After 4 pitches of great climbing, Travis and I finally topped out of the couloir- only to find that same persnickety storm system had again found us atop a mountain. Keeping a careful eye on the slowly approaching system, Trav and I enjoyed a well deserved snack while coiling the ropes when BAM! Lightning had struck so close, I jumped and nearly, nearly dropped my ciabatta sandwich! Without words, Travis and I swiftly packed all of our gear and raced down the side of the mountain, hail and rain motivating us to run faster and faster across the landscape that suddenly seemed so familiar to me (it was the same scree slope I had discovered a year ago).

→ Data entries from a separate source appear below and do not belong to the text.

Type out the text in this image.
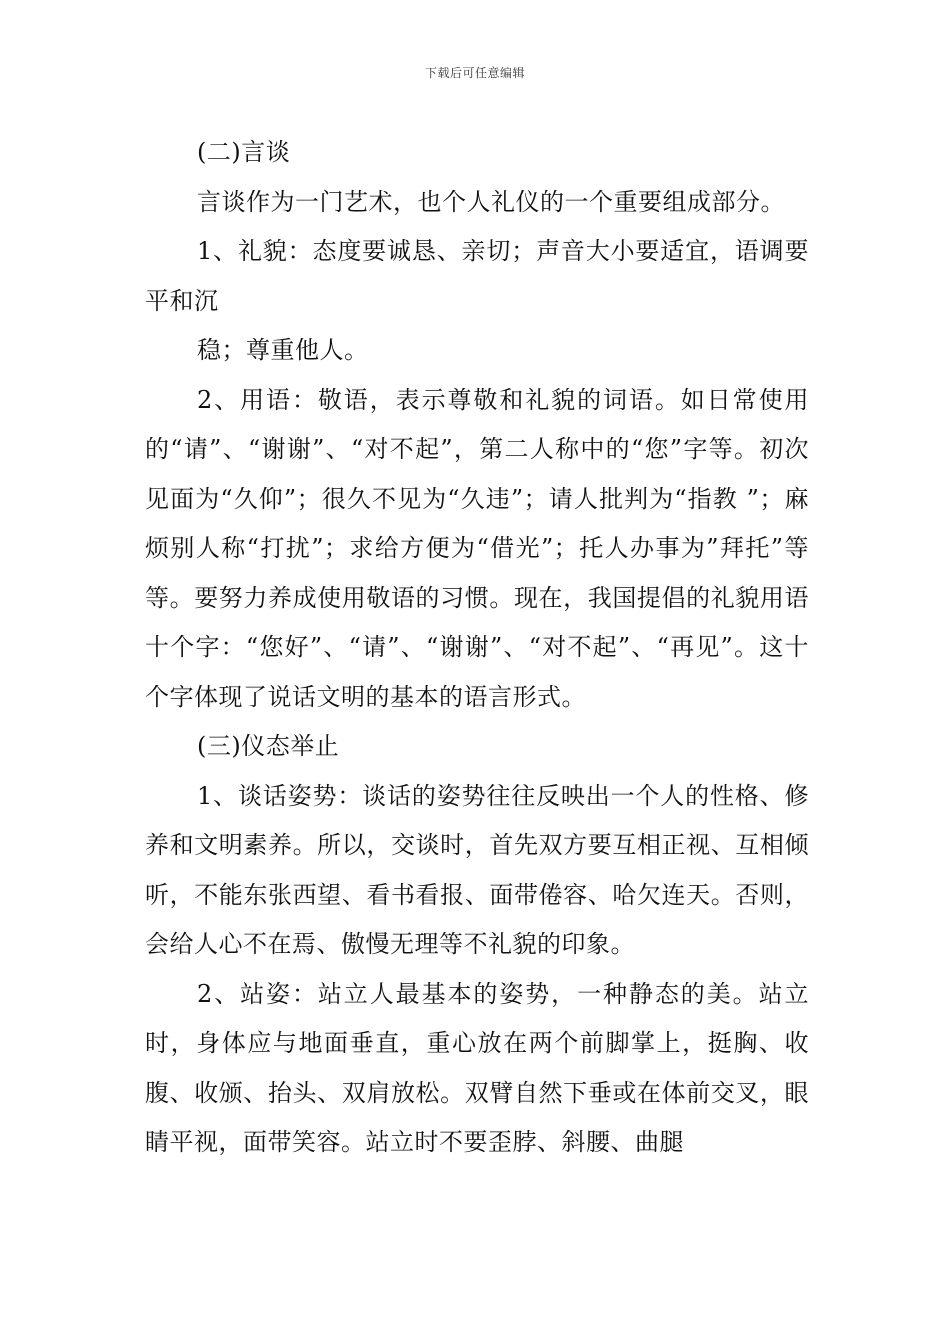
下载后可任意编辑

(二)言谈

言谈作为一门艺术，也个人礼仪的一个重要组成部分。

1、礼貌：态度要诚恳、亲切；声音大小要适宜，语调要平和沉

稳；尊重他人。

2、用语：敬语，表示尊敬和礼貌的词语。如日常使用的“请”、“谢谢”、“对不起”，第二人称中的“您”字等。初次见面为“久仰”；很久不见为“久违”；请人批判为“指教 ”；麻烦别人称“打扰”；求给方便为“借光”；托人办事为”拜托”等等。要努力养成使用敬语的习惯。现在，我国提倡的礼貌用语十个字：“您好”、“请”、“谢谢”、“对不起”、“再见”。这十个字体现了说话文明的基本的语言形式。

(三)仪态举止

1、谈话姿势：谈话的姿势往往反映出一个人的性格、修养和文明素养。所以，交谈时，首先双方要互相正视、互相倾听，不能东张西望、看书看报、面带倦容、哈欠连天。否则，会给人心不在焉、傲慢无理等不礼貌的印象。

2、站姿：站立人最基本的姿势，一种静态的美。站立时，身体应与地面垂直，重心放在两个前脚掌上，挺胸、收腹、收颁、抬头、双肩放松。双臂自然下垂或在体前交叉，眼睛平视，面带笑容。站立时不要歪脖、斜腰、曲腿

In no time, we were off the mountain and in the relative safety of the lake system that was supported by the Conness Glacier. With such pristine alpine lakes about us, it was hard to snap a bad picture.

Soon enough, we were back at the car. Though drenched, we were excited to have knocked off a classic Sierra alpine ice climb, although the weather in Yosemite was only getting worse and worse it seemed.

A quick dive down to the Mobile Mart (and thus internet access) revealed that the weather both in Tuolumne and the Valley was indeed socked in with rain and electricity. Boo! Three short hours later, we were rolling back into Reno, bummed that we couldn't stay longer in the famed land of granite.

Despite the weather letdown, I was in good spirits as I had plans to meet my lovely girlfriend at the Wal (a local bar near the university) to watch the UNR vs UNLV football game. After unloading all of my wet gear, I was off to spend the rest of my fabulous weekend with Ashley. Truly the best of both worlds.